Federal loans come with set options for deferments, with all payments suspended for a time. There is also the option of forbearance, allowing you to delay payments, although interest will still accrue and be tacked back onto the loan. Deferments are a better choice because they do not add on to the total loan balance, Kantrowitz notes.
Private lenders will also offer these options, and some will go further to come up with alternative payment plans. Wells Fargo, for instance, has a team trained to craft specific solutions for borrowers after listening extensively to their circumstances, says John Rasmussen, Wells Fargo's head of Education Financial Services.
2. Rally your network
When Lambert ramped up his job search last winter, he even got help networking from his lender, SoFi, a start-up that has handled $2.5 billion in loans since launching in 2013. When he refinanced his loans, he remembered seeing something about career services. After calling SoFi about deferment options, he ended up getting personalized job search coaching.

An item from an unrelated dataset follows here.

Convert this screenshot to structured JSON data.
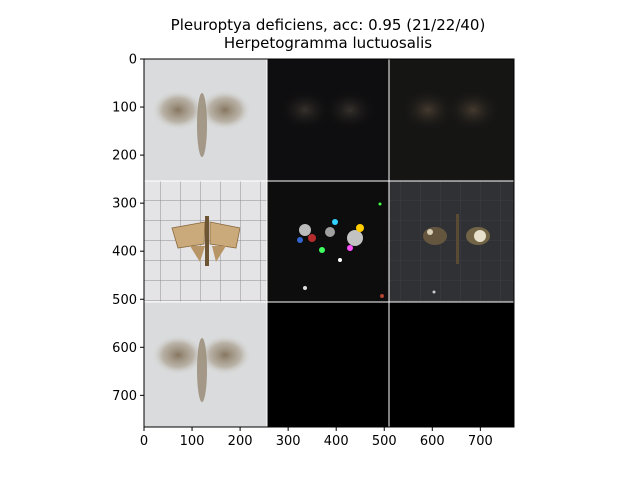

3. Lean on your emergency funds
Because your job search is likely to be short, the best way to get through it is to have an emergency fund, advises Jenny Smith, financial services representative for The Principal Financial Group.
Borrowers in financial trouble should avoid expensive options like consolidation, because it will likely result in an overall higher interest rate, Smith says. Nor should they take on credit card debt in order to pay off student loans. "Band-aiding can be bigger problem later," she says.
If your lender does not offer career services, look to your state government or local chamber of commerce for programs aimed at young professionals.